Il motivo delle gambe è ricorrente nella produzione artistica di Hamilton fin dai suoi primi lavori e, qui, ritorna nell’opera site-specific Calzedonia (Hot Legs) (2025). Una successione di lunghe gambe in silhouette sembra muoversi ordinatamente lungo il perimetro della stanza, richiamando alla mente l’iconica fotografia del 1957 di una sfilata di calze di Schiaparelli. Le gambe di Hamilton sembrano indossare curiosi collant colorati, realizzati in denim, velluto, vinile, legno, plexiglass, pastelli e vernice spray o decorate con fiori di metallo. Alludendo ironicamente e criticamente alla nota catena di negozi – di cui uno si trova proprio a due passi dalla Fondazione Memmo – Hamilton combina audacemente materiali e colori, collocando le sue hot legs fra antiche mura romane tratteggiate nei laterizi colore rosa, disegnate sulle pareti con la spontaneità di uno schizzo incompiuto. Le legs, modulo seriale e seduttivo, si offrono come fregio di una femminilità vendibile e feticizzata, ma nel loro incedere meccanico e decorativo celano una critica sottile e radicale, una denuncia contro la reiterazione ossessiva del desiderio come pattern sociale, contro l’estetica normata e commerciale del corpo femminile.
Da questo registro visivo, la pratica di Hamilton deflagra in parossismi di gioco e di rivolta, dove l’ironia e la sensualità convivono con una consapevolezza acuminata della costruzione culturale del genere, del corpo e del desiderio.
Nella stessa complessità si inserisce anche Transposed Lime Waves (2025), una farfalla realizzata in cotone panama biologico stampato digitalmente, acciaio inossidabile e spilli, dall’effetto pixelato, che sembra fondere trame computazionali e suggestioni biologiche. La farfalla, femminile e postorganica, è l’immagine stessa di un organismo in perenne trasformazione che evoca transiti di identità e nuovi codici relazionali.
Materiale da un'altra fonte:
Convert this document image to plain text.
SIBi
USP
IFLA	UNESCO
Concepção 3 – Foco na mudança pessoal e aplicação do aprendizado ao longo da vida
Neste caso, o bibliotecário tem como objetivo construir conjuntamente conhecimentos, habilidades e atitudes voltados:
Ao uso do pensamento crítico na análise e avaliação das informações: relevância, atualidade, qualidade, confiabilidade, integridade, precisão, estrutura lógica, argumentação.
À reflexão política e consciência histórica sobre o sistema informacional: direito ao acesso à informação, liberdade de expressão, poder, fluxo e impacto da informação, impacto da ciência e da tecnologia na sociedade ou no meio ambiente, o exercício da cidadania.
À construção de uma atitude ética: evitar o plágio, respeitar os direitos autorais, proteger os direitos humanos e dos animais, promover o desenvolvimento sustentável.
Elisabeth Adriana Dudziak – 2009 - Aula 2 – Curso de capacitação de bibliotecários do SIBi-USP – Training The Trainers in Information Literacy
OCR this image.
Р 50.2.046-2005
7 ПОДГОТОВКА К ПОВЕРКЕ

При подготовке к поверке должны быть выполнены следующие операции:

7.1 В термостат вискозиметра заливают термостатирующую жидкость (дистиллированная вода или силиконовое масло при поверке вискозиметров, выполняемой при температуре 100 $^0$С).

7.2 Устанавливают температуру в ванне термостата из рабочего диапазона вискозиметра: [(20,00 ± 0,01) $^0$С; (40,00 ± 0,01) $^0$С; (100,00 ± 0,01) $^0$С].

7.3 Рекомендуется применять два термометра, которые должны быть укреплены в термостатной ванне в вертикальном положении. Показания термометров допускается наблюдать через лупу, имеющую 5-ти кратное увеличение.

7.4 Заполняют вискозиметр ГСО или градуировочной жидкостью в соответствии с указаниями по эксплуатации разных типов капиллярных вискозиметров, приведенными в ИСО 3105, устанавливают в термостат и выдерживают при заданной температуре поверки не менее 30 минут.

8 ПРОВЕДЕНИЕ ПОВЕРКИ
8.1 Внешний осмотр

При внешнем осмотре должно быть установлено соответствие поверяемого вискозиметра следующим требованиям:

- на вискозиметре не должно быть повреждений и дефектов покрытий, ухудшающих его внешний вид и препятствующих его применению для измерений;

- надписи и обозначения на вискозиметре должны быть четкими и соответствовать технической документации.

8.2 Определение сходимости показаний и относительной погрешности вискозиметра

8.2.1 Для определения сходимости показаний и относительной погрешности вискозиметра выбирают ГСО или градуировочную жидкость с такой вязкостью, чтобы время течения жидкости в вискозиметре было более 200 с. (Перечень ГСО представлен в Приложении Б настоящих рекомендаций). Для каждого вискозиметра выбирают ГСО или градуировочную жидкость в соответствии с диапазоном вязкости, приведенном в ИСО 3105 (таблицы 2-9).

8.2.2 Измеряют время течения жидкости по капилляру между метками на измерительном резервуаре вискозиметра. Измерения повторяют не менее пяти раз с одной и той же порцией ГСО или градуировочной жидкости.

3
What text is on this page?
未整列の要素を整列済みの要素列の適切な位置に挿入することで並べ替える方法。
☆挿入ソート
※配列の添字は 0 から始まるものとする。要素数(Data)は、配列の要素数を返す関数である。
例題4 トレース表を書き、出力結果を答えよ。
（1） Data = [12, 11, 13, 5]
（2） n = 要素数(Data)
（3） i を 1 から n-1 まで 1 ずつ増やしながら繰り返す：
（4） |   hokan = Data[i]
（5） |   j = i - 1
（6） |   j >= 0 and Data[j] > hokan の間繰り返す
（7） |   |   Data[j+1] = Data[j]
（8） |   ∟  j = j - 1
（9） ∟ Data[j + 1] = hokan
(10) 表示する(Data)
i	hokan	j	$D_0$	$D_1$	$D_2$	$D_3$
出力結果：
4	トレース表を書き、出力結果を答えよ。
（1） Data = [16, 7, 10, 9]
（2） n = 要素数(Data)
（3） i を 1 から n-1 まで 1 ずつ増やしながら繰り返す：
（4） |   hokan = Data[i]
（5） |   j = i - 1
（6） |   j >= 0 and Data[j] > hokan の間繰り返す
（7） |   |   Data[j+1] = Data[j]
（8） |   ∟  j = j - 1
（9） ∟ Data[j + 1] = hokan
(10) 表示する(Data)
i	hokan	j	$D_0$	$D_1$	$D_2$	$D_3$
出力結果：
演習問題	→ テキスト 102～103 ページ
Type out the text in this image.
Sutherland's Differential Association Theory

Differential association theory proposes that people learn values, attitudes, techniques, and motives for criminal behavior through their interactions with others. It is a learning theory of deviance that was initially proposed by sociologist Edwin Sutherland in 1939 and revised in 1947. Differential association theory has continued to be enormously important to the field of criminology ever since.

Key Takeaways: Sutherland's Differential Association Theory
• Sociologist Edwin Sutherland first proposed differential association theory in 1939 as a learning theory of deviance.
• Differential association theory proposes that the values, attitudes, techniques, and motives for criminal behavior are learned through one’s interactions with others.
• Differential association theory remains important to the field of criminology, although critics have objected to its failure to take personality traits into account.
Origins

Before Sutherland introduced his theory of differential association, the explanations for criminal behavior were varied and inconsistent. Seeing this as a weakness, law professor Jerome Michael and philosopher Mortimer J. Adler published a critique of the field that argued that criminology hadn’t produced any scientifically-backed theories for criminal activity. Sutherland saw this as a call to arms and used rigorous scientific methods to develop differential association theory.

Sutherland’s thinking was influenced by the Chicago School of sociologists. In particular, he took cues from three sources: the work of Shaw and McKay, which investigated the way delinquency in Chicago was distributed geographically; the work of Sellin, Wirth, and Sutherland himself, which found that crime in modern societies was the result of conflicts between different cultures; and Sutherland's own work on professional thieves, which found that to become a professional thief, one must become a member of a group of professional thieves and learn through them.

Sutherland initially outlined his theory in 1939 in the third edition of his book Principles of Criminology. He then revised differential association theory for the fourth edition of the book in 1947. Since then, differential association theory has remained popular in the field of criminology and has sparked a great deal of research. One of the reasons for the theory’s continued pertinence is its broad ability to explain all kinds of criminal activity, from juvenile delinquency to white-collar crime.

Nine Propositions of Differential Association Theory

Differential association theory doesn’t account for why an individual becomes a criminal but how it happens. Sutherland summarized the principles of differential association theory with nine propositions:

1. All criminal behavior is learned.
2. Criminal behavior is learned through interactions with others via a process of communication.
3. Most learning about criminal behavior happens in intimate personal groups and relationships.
Quale teatro di oggetti, materiali e relazioni, quindi, le opere di Anthea Hamilton solleticano i parametri percettivi ed emotivi del visitatore. La stessa città di Roma, con la sua sedimentazione millenaria, con la quale l’artista si relaziona in profondità nel realizzare la mostra, diventa un dispositivo di rilettura, uno sfondo poroso e vivo in cui l’archeologia si intreccia con il desiderio di trasformazione.
“Soft you” è allora l’invito ad assumere una postura etica, un’attitudine estetica alla permeabilità, alla cura, alla sospensione. È la forma che prende il tempo quando si sottrae alla semiosi dominante.